Critical Connections: Forum on Cultural Studies in Asia and Beyond
16 March 2012, Chulalongkorn University, Bangkok, Thailand
CONFERENCE KEYNOTE SCHOLAR AND GUEST SPEAKER
Dr. Anthony SIU (University of Hong Kong) email: <email@example.com>
"Kinship Inoperative: Of Pets and Queens"
Unlike the West, where kinship offers a means to politicize parenting in same-sex relations, the East has yet to imagine Oedipal relations as such. While comparison as such might risk reductive essentialism, my paper does not aim at dichotomizing the two but examines the historical differences and the theoretical underpinnings behind this development in the East. Using postcolonial Hong Kong as a case in point, it tries to show how an uncanny formation of kinship with animals challenges the ways in which we think about modern subjectivity and politics of the sovereign.
In an attempt to rethink queer history vis-à-vis Giorgio Agamben’s The Open: Man and Animal, my presentation wants to explore several questions. How does a kinship based on the relations with animals come into existence? In what ways does it reshape the psychic geography of the queer community when it has scanty impact on the juridical structure and legal treatment of queers as a whole? How does it affect the ways we think about animal justice when queers contribute to an excessive pet industry that exceeds animal survival? Or, how do we conceive pet yoga, glamour parlors, pet insurance, and hospice care in queer terms? In what ways does this excessiveness complicates the dialectics of public and private spaces that are so endearing to the sovereign power in Hong Kong.
More generally, I think that Agamben’s paradoxical notion of bare life, which rewrites Foucault’s biopolitics by rendering the modern citizen as a bearer of subjection to individual liberties and sovereign power, will allow me address the above questions and to lay bare three points which I see as characterizing the political situation of sexed subjects in today’s Hong Kong. First, sexual politics is simply impossible with its antiquated obsession with the formalized values of identity politics and juridical reforms, as it ignores many sub-cultural phenomena that are representative of the self-fashioning marking queer lifestyle. Second, an understanding of this alternative kinship between animals and queers is crucial in unveiling the fantasy of a redemptive effort in face of decolonization. Third, this new formation of kinship in fact constitutes a new subject through which the governing body can further exercise its sovereign power.
In short, my paper is an invitation to rethink queer politics in terms beyond that of human identity while underlining the complex historicity that gives rise to its development.
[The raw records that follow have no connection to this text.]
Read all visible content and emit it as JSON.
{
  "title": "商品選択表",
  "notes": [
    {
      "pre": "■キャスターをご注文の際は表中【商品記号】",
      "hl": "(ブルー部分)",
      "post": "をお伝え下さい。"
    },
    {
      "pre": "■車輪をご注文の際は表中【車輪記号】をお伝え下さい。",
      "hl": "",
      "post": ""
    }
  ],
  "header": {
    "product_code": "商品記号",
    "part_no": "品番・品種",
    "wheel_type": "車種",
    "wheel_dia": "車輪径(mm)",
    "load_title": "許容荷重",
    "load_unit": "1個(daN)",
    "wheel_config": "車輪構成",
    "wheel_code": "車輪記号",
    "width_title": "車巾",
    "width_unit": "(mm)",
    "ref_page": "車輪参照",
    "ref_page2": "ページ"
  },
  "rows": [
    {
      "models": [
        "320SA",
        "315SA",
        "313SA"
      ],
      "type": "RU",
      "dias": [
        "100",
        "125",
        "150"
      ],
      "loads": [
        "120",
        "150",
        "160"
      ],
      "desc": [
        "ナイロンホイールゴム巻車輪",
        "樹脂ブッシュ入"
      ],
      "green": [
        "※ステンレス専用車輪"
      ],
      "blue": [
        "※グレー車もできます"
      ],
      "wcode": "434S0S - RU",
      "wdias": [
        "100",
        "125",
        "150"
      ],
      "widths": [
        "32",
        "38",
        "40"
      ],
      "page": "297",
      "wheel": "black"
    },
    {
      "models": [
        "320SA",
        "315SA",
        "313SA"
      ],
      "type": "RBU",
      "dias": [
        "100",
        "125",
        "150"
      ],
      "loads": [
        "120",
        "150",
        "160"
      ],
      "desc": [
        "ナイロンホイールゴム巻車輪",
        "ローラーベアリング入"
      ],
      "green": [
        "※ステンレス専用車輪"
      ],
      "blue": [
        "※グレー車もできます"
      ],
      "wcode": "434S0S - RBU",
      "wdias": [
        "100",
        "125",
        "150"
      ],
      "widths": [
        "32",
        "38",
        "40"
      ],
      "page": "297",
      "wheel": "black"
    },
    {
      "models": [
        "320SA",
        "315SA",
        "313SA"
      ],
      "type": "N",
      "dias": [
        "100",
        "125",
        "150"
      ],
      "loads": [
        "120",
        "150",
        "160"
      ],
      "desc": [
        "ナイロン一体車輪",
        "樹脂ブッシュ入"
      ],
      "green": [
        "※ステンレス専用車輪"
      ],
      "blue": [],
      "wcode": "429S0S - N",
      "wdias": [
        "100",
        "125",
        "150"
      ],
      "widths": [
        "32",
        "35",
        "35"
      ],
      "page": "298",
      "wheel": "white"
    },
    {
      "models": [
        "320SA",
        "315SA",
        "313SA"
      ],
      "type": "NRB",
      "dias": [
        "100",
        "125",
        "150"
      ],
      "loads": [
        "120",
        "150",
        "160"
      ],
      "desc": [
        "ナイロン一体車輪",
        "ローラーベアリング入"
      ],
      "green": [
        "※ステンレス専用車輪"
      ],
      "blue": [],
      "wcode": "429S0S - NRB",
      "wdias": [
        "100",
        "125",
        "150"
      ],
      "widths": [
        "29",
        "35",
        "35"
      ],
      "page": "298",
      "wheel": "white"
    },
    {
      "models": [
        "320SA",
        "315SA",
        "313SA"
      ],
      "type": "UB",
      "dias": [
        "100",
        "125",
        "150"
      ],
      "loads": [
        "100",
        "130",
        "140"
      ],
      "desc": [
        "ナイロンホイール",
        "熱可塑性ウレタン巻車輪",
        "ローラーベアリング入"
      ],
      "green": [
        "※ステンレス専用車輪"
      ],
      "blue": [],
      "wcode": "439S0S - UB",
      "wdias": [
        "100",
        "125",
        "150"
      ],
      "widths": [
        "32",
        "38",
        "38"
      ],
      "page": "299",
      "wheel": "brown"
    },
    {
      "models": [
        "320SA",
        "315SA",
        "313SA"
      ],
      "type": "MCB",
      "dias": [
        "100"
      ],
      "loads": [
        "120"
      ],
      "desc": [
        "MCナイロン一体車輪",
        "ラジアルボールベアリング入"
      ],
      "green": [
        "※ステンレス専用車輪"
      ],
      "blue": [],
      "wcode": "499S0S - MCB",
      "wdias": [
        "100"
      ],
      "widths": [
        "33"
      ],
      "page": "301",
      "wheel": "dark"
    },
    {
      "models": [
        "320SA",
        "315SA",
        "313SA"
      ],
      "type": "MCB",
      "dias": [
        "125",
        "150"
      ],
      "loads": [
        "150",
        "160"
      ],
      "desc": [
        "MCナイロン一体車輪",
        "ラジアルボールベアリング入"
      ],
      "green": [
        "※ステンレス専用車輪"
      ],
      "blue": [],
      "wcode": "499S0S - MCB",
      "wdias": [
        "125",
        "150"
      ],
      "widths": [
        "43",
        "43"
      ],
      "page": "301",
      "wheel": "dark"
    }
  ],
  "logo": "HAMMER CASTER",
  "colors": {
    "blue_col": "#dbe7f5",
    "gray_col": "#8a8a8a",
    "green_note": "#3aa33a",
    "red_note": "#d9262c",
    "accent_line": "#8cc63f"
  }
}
In bringing this complexity to light, it hopes that the public become aware of the sub-cultures that have turned into targets of political violence.
Baptized by continental discourses, film culture, and contemporary literatures, Anthony Siu studied at University of Hong Kong and State University of New York, Buffalo. Worked closely with The Center for the Study of Psychoanalysis and Culture, he is familiar with the works of Copjec, Deleuze, Freud, Lacan, Laclau, and Zizek. In addition to American literature, he is fascinated by how continental discourses can be used to reconceptualize cultural and literary studies in an Asian context. His more recent research includes affectivity, post-secular theology, and animal capital, especially their relevance to queer and gender studies. Currently, he is Assistant Professor of English at Hang Seng School of Commerce and Honorary Assistant Professor of Comparative Literature at University of Hong Kong.